-
What Grafana version and what operating system are you using?
Grafana v10.0.3 on Kubernetes Cluster
-
What are you trying to achieve?
Build a Dashboard with some basic information about the Cluster like Node count, Pod count…
-
How are you trying to achieve it?
sum(cluster:master_nodes)
-
What happened?
Showed 6 Master Nodes
-
What did you expect to happen?
Showing 3 Master Nodes
-
Did you receive any errors in the Grafana UI or in related logs? If so, please tell us exactly what they were.

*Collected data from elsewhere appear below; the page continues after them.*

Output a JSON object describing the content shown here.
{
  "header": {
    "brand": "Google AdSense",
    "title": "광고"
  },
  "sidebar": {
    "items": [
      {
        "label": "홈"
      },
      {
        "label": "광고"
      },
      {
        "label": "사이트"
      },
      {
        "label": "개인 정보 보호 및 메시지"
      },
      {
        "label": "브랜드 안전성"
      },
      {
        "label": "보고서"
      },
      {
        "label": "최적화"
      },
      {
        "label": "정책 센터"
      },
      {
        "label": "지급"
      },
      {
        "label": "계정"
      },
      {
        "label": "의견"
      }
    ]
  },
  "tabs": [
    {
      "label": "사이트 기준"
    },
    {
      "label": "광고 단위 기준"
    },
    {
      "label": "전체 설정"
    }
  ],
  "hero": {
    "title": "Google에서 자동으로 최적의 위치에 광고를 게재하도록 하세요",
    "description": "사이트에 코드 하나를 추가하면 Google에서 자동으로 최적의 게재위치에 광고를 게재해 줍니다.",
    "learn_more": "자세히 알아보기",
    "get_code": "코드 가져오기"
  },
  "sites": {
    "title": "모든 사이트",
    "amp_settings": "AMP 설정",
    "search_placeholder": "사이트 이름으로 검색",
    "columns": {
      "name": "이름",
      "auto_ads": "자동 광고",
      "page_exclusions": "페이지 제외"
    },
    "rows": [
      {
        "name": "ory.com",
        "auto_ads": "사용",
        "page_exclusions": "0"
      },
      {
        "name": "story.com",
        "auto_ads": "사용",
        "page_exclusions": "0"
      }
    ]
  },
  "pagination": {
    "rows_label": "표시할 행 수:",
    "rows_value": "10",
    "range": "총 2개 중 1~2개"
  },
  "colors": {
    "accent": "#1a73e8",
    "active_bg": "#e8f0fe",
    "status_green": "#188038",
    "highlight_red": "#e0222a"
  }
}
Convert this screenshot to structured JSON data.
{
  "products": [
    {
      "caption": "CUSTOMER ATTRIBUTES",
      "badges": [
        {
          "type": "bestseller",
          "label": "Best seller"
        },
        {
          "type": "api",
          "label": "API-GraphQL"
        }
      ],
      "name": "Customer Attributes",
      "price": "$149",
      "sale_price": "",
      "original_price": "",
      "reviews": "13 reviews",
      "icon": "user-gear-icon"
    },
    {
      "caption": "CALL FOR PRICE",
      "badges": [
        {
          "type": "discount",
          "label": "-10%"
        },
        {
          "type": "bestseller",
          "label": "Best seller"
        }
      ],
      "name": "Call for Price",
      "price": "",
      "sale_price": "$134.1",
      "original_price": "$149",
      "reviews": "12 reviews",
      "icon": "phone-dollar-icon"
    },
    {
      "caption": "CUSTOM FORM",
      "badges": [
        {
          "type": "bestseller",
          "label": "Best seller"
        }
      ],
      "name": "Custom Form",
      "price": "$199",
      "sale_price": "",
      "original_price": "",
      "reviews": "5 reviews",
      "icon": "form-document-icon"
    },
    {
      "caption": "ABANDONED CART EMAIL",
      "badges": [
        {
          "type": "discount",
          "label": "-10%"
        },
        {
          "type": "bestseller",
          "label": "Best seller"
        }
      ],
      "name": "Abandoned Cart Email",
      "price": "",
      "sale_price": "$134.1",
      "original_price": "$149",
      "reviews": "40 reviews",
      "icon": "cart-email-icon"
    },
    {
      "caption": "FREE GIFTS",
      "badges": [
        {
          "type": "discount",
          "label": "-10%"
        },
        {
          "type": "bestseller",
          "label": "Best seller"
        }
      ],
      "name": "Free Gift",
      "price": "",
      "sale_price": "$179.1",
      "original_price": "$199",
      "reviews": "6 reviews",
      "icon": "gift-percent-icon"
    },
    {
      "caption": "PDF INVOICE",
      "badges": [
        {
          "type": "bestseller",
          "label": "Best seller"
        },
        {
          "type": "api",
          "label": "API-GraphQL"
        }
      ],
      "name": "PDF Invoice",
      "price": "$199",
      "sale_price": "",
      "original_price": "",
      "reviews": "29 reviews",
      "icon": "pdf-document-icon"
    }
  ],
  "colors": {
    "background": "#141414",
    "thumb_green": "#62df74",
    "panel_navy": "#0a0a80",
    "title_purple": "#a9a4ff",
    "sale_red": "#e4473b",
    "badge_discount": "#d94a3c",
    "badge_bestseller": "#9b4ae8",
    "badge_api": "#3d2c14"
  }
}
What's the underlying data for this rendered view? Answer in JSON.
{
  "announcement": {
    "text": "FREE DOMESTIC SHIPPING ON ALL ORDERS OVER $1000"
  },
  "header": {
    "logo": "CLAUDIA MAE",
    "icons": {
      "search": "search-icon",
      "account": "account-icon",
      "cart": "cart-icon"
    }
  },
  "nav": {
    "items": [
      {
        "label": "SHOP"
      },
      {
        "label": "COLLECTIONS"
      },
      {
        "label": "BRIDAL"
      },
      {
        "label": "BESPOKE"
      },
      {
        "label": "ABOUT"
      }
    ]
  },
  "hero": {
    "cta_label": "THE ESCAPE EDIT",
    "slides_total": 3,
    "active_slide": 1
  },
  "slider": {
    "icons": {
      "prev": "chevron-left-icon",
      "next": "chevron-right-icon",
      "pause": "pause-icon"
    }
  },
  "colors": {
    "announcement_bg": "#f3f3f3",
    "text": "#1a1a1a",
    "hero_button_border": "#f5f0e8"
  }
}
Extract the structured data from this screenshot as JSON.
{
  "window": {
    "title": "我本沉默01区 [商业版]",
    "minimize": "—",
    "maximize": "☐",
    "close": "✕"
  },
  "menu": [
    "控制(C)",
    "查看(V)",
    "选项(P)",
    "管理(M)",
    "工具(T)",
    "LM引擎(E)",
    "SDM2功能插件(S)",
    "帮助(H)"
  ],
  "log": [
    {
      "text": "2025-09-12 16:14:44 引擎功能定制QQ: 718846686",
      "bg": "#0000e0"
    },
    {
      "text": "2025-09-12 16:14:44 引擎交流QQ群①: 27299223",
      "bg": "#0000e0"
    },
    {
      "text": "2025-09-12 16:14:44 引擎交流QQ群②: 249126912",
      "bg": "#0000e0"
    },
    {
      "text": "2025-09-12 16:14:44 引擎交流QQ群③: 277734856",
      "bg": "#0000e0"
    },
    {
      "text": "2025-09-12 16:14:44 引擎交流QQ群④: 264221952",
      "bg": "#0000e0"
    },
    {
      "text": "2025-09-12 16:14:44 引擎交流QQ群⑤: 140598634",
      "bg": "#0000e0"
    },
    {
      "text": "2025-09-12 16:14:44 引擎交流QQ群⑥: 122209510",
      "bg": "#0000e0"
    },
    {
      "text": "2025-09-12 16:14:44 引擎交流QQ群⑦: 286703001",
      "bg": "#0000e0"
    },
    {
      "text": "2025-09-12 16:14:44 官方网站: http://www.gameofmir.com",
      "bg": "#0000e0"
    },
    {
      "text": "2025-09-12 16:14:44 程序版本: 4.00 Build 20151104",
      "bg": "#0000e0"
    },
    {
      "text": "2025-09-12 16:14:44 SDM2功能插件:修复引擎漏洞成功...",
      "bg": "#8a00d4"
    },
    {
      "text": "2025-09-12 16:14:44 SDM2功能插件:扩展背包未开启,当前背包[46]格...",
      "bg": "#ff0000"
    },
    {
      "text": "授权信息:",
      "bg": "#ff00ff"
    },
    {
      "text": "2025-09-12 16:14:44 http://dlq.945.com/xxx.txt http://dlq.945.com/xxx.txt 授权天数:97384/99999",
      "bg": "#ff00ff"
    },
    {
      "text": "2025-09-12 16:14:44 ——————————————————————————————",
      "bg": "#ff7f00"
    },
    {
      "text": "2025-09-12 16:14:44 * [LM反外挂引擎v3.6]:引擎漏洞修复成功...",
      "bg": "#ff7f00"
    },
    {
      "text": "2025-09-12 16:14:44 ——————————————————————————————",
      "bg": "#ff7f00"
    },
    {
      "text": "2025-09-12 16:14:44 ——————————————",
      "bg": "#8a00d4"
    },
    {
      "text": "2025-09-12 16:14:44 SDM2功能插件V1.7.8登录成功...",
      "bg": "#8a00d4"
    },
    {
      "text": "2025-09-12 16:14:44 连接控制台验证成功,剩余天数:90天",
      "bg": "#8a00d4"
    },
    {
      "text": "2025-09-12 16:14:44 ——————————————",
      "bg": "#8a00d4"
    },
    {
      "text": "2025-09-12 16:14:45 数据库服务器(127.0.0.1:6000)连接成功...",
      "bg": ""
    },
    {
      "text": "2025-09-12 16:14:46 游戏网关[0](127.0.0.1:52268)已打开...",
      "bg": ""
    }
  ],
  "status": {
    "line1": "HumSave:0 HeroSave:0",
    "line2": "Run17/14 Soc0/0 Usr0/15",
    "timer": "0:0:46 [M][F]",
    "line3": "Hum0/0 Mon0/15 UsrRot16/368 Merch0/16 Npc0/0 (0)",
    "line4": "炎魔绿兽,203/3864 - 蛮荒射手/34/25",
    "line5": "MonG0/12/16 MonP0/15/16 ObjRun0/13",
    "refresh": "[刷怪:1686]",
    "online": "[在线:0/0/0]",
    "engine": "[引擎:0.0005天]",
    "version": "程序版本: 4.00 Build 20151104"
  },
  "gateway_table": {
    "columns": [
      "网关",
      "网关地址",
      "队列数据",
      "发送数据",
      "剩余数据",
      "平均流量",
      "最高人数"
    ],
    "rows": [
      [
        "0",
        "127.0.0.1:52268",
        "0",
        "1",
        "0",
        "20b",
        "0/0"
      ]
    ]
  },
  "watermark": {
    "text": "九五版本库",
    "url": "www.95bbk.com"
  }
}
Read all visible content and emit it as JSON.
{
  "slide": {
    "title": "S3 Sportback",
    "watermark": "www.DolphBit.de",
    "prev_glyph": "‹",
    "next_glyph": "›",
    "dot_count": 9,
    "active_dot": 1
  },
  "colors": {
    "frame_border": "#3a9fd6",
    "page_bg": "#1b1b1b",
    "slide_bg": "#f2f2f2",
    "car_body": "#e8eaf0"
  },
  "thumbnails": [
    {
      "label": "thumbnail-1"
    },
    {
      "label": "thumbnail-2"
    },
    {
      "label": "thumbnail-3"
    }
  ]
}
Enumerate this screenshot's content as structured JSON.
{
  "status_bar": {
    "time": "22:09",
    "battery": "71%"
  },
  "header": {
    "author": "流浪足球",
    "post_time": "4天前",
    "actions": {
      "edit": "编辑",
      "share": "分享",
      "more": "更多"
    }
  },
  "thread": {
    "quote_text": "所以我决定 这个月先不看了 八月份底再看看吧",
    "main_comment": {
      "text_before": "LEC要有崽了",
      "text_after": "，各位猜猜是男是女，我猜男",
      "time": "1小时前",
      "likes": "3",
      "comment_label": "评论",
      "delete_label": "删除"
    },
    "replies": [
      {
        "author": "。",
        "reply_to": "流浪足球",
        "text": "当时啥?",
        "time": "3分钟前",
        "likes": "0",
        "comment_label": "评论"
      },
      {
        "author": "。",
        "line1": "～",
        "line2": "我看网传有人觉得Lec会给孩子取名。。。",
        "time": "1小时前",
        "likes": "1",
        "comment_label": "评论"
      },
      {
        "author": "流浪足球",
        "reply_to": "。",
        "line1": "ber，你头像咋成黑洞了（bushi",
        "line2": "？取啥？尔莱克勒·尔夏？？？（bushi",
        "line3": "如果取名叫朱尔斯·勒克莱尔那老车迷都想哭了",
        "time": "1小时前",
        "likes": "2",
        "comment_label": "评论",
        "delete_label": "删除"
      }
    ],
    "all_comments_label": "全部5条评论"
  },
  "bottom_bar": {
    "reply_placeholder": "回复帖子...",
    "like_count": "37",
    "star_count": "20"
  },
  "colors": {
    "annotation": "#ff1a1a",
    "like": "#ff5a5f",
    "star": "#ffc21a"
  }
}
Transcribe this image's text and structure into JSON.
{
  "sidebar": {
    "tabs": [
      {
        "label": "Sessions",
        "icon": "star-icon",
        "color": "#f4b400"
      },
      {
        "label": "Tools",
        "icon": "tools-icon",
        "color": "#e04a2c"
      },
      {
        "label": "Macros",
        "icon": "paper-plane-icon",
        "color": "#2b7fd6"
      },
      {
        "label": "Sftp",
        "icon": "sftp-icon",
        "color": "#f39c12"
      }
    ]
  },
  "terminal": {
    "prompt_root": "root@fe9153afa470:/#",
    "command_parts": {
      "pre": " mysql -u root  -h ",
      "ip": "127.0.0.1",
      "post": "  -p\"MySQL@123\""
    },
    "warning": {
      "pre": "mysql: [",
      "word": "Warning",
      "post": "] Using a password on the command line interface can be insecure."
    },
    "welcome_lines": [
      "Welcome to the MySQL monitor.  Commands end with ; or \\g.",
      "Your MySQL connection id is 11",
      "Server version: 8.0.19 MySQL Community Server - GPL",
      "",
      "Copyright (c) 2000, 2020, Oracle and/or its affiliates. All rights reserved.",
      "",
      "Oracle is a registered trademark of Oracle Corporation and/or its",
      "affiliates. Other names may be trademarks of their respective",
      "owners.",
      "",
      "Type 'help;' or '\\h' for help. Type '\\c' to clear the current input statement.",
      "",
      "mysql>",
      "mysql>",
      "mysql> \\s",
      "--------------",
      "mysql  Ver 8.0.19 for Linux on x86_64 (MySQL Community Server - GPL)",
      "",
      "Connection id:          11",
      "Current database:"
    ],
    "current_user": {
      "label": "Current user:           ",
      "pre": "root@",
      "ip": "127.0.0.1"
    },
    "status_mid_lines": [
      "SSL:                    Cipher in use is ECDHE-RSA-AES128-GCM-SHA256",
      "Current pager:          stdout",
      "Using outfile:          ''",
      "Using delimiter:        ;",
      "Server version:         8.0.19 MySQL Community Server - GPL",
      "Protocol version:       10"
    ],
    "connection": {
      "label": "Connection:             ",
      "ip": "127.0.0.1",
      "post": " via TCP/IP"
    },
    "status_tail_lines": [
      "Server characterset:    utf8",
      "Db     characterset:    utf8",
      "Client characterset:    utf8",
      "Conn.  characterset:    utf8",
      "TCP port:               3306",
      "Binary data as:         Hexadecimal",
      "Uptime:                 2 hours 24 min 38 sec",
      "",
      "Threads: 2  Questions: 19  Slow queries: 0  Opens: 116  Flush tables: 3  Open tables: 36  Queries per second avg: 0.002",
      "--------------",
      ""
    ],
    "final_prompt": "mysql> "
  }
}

I didnt receive any errors.
I looked into the query responses and saw that i get the same data from 2 Prometheus replicas. Is there an option to consolidate the data if its the same but from 2 replicas? I did some googling and found how to do it if you have 2 seperate datasources e.g. Prometheus and InfluxDb. but in my case it counts as 1 Datasource in grafana since its one Prometheus that hast 2 replicas due to HA.
Cheers
Marcel
1 Like
Hi everyone,
I’m also encountering this issue after increasing the Prometheus replicas to 2 for high availability (HA). This is causing the following metrics to display incorrect values, effectively doubling them:
cluster:namespace:pod_cpu:active:kube_pod_container_resource_limits
cluster:namespace:pod_cpu:active:kube_pod_container_resource_requests
kube_node_status_capacity
kube_node_status_allocatable
- Any metric with the
instance
label
Problem:
The main issue is that each metric appears to be logged twice, causing doubled results when summed. For example, metrics like node capacity and allocation display duplicate values for the same nodes.
Example:
The table format shows that there are multiple entries for the same node, each with identical capacity values. See the tables below:
Here’s an example confirming that different instance
values actually correspond to the same node UUID:
Cause:
From my investigation, it seems that each node in the cluster reports the same two instance
values as every other node. These instance
values change over time but remain identical across the cluster at any given time. The metrics are correct when only one instance is present, so this duplication from both Prometheus replicas seems to be at the root of the issue.
Questions:
If anyone has dealt with this before, I would appreciate any guidance on:
- Understanding the origin of the
instance
label in these duplicated metrics
- Identifying why each node is reported with multiple
instance
values
Thanks in advance for any help!
I have the same problem. Have you found any solution for this issue?